In meditation then, one is both p and not-p at the same time. One is a living contradiction, the contradiction that defines living as such. One coexists in the simplest possible way, namely with oneself. Narcissism thus means self-relating, which means other-relating. Since being myself means never directly being myself, my existence is coexistence, even when hypothetically I am totally on my own. Meditation is thus nonviolent, not simply because it means you are trying to make yourself be gentle, but because you are allowing yourself to exist in your inconsistency. In a group of meditators, this nonviolent coexistence becomes vivid. The person on your left might be plotting to take over the Universe. But what on Earth is he going to do about it in that moment? He is meditating!

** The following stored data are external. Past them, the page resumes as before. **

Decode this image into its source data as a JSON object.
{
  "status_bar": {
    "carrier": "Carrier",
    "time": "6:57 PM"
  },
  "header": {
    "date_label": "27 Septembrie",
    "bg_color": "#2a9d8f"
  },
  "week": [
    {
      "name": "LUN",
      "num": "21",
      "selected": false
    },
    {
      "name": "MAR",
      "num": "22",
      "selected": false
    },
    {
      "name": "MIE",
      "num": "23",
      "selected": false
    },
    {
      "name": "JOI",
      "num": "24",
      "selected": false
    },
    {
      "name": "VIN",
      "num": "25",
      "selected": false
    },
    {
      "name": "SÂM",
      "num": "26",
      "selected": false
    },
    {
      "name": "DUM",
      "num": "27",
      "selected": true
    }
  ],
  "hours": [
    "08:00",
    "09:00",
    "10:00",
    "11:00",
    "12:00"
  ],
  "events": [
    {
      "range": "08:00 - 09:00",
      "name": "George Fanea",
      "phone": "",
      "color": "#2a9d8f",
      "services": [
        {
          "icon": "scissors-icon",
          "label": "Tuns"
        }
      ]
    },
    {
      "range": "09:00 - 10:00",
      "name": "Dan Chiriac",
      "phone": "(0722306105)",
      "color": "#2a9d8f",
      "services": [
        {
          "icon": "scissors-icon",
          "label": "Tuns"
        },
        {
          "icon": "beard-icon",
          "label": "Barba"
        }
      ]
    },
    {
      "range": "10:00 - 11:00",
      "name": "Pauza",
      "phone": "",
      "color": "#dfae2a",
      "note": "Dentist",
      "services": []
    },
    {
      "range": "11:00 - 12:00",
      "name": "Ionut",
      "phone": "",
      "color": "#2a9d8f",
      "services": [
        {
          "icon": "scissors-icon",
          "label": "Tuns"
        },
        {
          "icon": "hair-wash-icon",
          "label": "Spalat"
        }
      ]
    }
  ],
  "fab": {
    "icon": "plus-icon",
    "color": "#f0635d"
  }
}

Meditation means allowing at least one thing to be inconsistent. Allowing the rift between essence and appearance to persist without causing it to close and thus for essence to evaporate. Nonviolence. Humans must get used to the depth of nonviolence in their being. The Greek term for this getting-used-to is mathēsis, which is fully thought not simply as calculation, but as acclimatization, as growing accustomed to the truth of things. The Tibetan for this getting-used-to is gom, which is the term for meditation. In Buddhism there are three stages of learning: hearing, contemplating, and meditating. Hearing is thorough attunement to the dharma. Contemplating is more deeply digesting it into one’s being. Meditating is enacting it, living it, embodying it. This embodiment just is nonviolence, a nonviolence that attunes the layers of a human being—cultural forms, attitudes, psychological states, biological equilibriums, physical being, mind, heart, flesh, bone—to the fundamental inconsistency of reality.